31 Days, 31 Movies 12/18: No Country For Old Men
And now we arrive at the part of the month that I’ve been looking forward to. The reason I wanted to do 31 days, 31 movies was to fill a lot of gaps in my film knowledge. I’ve come to accept that in doing this many embarrassing gaps in my film watching history will be exposed—on the bright side however they will also be remedied at the same time. For example, you all have just learned it took my ten years to finally get around to watching No Country for Old Men; on the other hand, the joke is on you because I have now seen the 2007 Coen Brothers’ classic. And while I am partial to 2000 (Gladiator; Snatch; American Psycho; Crouching Tiger, Hidden Dragon; Requiem for a Dream; Memento; High Fidelity; Pitch Black; Remember the Titans; mother fucking Meet The Parents the list goes on) there is a solid argument that 2007 is one of, if not the best year in modern cinema. At an awkward 14–neither old enough to see the movies and not far enough removed to watch them as classics in the years to come–it remains probably the biggest gap in my film experience, I’ve seen more movies from 1931 than 2007. We’re going to fix that.
I remember my first experience with this with this movie was over the holidays in 2007 when I went up to New York to see my family as we always do. Apparently, my grandmother had seen No Country for Old Men on recommendation of some newspaper reviews. She offered up one family dinner, “Has anyone seen that new horrid picture, No Country for Old Men? It’s just too violent, I don’t know why anyone would ever want to watch something so terrible.” I was a rebellious teen at that point so at that moment I vowed to see—and love—this horribly violent picture.
The Coen Brothers would have you believe that No Country For Old Men is a crime thriller. That’s bullshit; this is the greatest greatest horror movie of all time–apologies to The Shining and Psycho I may have gotten ahead of myself there.

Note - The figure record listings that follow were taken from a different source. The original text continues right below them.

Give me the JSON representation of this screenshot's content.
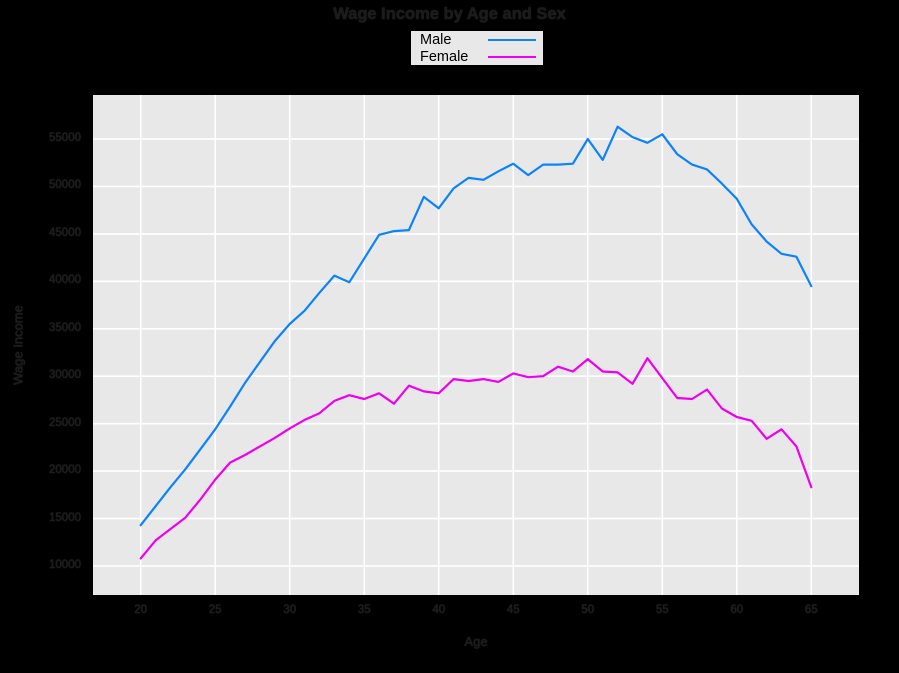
{
  "figure": {
    "background": "#000000",
    "plot_background": "#e8e8e8",
    "gridline_color": "#ffffff"
  },
  "chart_data": {
    "type": "line",
    "title": "Wage Income by Age and Sex",
    "xlabel": "Age",
    "ylabel": "Wage Income",
    "grid": true,
    "legend_position": "top-center-above-plot",
    "xlim": [
      16.8,
      68.2
    ],
    "ylim": [
      6940,
      59640
    ],
    "xticks": [
      20,
      25,
      30,
      35,
      40,
      45,
      50,
      55,
      60,
      65
    ],
    "yticks": [
      10000,
      15000,
      20000,
      25000,
      30000,
      35000,
      40000,
      45000,
      50000,
      55000
    ],
    "x": [
      20,
      21,
      22,
      23,
      24,
      25,
      26,
      27,
      28,
      29,
      30,
      31,
      32,
      33,
      34,
      35,
      36,
      37,
      38,
      39,
      40,
      41,
      42,
      43,
      44,
      45,
      46,
      47,
      48,
      49,
      50,
      51,
      52,
      53,
      54,
      55,
      56,
      57,
      58,
      59,
      60,
      61,
      62,
      63,
      64,
      65
    ],
    "series": [
      {
        "name": "Male",
        "color": "#0c83f9",
        "values": [
          14300,
          16300,
          18300,
          20200,
          22300,
          24400,
          26800,
          29300,
          31500,
          33700,
          35500,
          36900,
          38800,
          40600,
          39900,
          42400,
          44900,
          45300,
          45400,
          48900,
          47700,
          49800,
          50900,
          50700,
          51600,
          52400,
          51200,
          52300,
          52300,
          52400,
          55000,
          52800,
          56300,
          55200,
          54600,
          55500,
          53400,
          52300,
          51800,
          50300,
          48700,
          46000,
          44200,
          42900,
          42600,
          39500
        ]
      },
      {
        "name": "Female",
        "color": "#ee00ee",
        "values": [
          10800,
          12700,
          13900,
          15100,
          17000,
          19100,
          20900,
          21700,
          22600,
          23500,
          24500,
          25400,
          26100,
          27400,
          28000,
          27600,
          28200,
          27100,
          29000,
          28400,
          28200,
          29700,
          29500,
          29700,
          29400,
          30300,
          29900,
          30000,
          31000,
          30500,
          31800,
          30500,
          30400,
          29200,
          31900,
          29800,
          27700,
          27600,
          28600,
          26600,
          25700,
          25300,
          23400,
          24400,
          22600,
          18300
        ]
      }
    ]
  }
}
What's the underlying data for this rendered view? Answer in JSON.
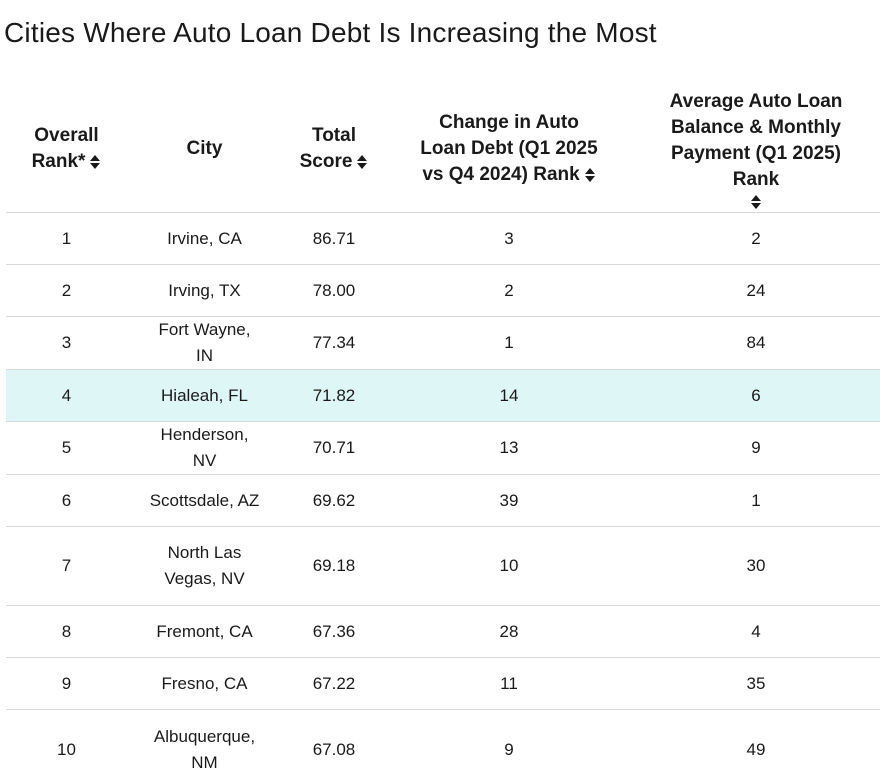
{
  "page": {
    "title": "Cities Where Auto Loan Debt Is Increasing the Most"
  },
  "table": {
    "headers": {
      "rank": "Overall Rank*",
      "city": "City",
      "score": "Total Score",
      "change_rank": "Change in Auto Loan Debt (Q1 2025 vs Q4 2024) Rank",
      "balance_rank": "Average Auto Loan Balance & Monthly Payment (Q1 2025) Rank"
    },
    "rows": [
      {
        "rank": "1",
        "city": "Irvine, CA",
        "score": "86.71",
        "change_rank": "3",
        "balance_rank": "2"
      },
      {
        "rank": "2",
        "city": "Irving, TX",
        "score": "78.00",
        "change_rank": "2",
        "balance_rank": "24"
      },
      {
        "rank": "3",
        "city": "Fort Wayne, IN",
        "score": "77.34",
        "change_rank": "1",
        "balance_rank": "84"
      },
      {
        "rank": "4",
        "city": "Hialeah, FL",
        "score": "71.82",
        "change_rank": "14",
        "balance_rank": "6"
      },
      {
        "rank": "5",
        "city": "Henderson, NV",
        "score": "70.71",
        "change_rank": "13",
        "balance_rank": "9"
      },
      {
        "rank": "6",
        "city": "Scottsdale, AZ",
        "score": "69.62",
        "change_rank": "39",
        "balance_rank": "1"
      },
      {
        "rank": "7",
        "city": "North Las Vegas, NV",
        "score": "69.18",
        "change_rank": "10",
        "balance_rank": "30"
      },
      {
        "rank": "8",
        "city": "Fremont, CA",
        "score": "67.36",
        "change_rank": "28",
        "balance_rank": "4"
      },
      {
        "rank": "9",
        "city": "Fresno, CA",
        "score": "67.22",
        "change_rank": "11",
        "balance_rank": "35"
      },
      {
        "rank": "10",
        "city": "Albuquerque, NM",
        "score": "67.08",
        "change_rank": "9",
        "balance_rank": "49"
      }
    ]
  },
  "colors": {
    "highlight_row": "#dff6f6",
    "divider": "#d8d8d8",
    "text": "#1a1a1a"
  },
  "icons": {
    "sort": "sort-updown-icon"
  }
}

But really No Country for Old Men is an incredible horror movie; it has all the elements: an inexplicable seemingly supernatural villain, a hero who is smart enough to root for but dumb enough to get themselves into this situation in the first place, and silence–eerie, unrelenting silence. And a little bit of blood too. Like seemingly every man out there I’ve always loved the Coen Brothers directing style because it feels so distinct, in that every Coen Brothers movie feels like it couldn’t have possibly been directed or written by anyone else, but they also feel so diverse. To think that the same two guys that made Fargo, No Country for Old Men, and True Grit also made The Big Lebowski, Hail Caesar!, and Burn After Reading. In No Country, Joel and Ethan Coen lean into the darkness of their main villain like they rarely do, their penchant for dark comedy is not gone but it is scaled back. Instead the charm of No Country is how it never lets you turn away, its methodical, deliberate pace draws out the moments of tension so an almost unbearable extreme. My favorite example of the Coens’ mastery of tension and the use of silence is when Sheriff Bell is paused in front of the motel room door and it cuts to inside with the beam of light the blown out padlock. The shot of Javier Bardem gives me chills just thinking about it.
The cast of this movie is insane. The fourth billed star is Woody Harrelson who comes in about 20 minutes into the movie pitches two perfect quarters and is unceremoniously dispatched a half hour later. I could wax poetic about Josh Brolin or Kelly Macdonald, I could talk about how Tommy Lee Jones recaptures the magic that was his performance in The Fugitive, but we all know what we’re here for. Javier Bardem, an actor who I have mixed feelings about, he is an undeniably talented actor but until recent years I never cared for his performances, despite how skilled they are. Biutiful, was too brooding and nihilistic to enjoy watching, and Vicky Cristina Barcelona–a movie that has aged very poorly through no fault of anyone but Woody Allen–remains a strange Javier Bardem role. Maybe you have to be attracted to him and his accent but it just wasn’t doing it for me. But in No Country Bardem he is sickeningly brilliant. Many charismatic villains you find yourself rooting for despite yourself; everyone wants Lefty Ruggiero to win, Hannibal Lecter literally kills and wears a mans face and we’re all cool with it, I’m not even 100% sure Norman Bates is the villain, and of course every gangster movie ever made. No Country for Old Men and Bardem have no interest in you rooting for Anton Chigurh, quite the opposite, you have to loathe him for the final scene where Chigurh walks away from the car crash to work. The audience has to look on in horror as this seemingly unkillable, irredeemable man limps off. Bardem works every seen masterfully to the point where you’re screaming at the end credits to fuck off.
Conclusion:
What more is there to say about this Coen Brothers masterpiece that hasn’t been stated already? Bardem and the rest of the cast adapt this Cormac MacCarthy novel into a thrilling and harrowing cinematic feat. Despite all it’s stillness No Country never feels slow, quite the opposite its a surprising 2-hour film that feels like it wraps in one.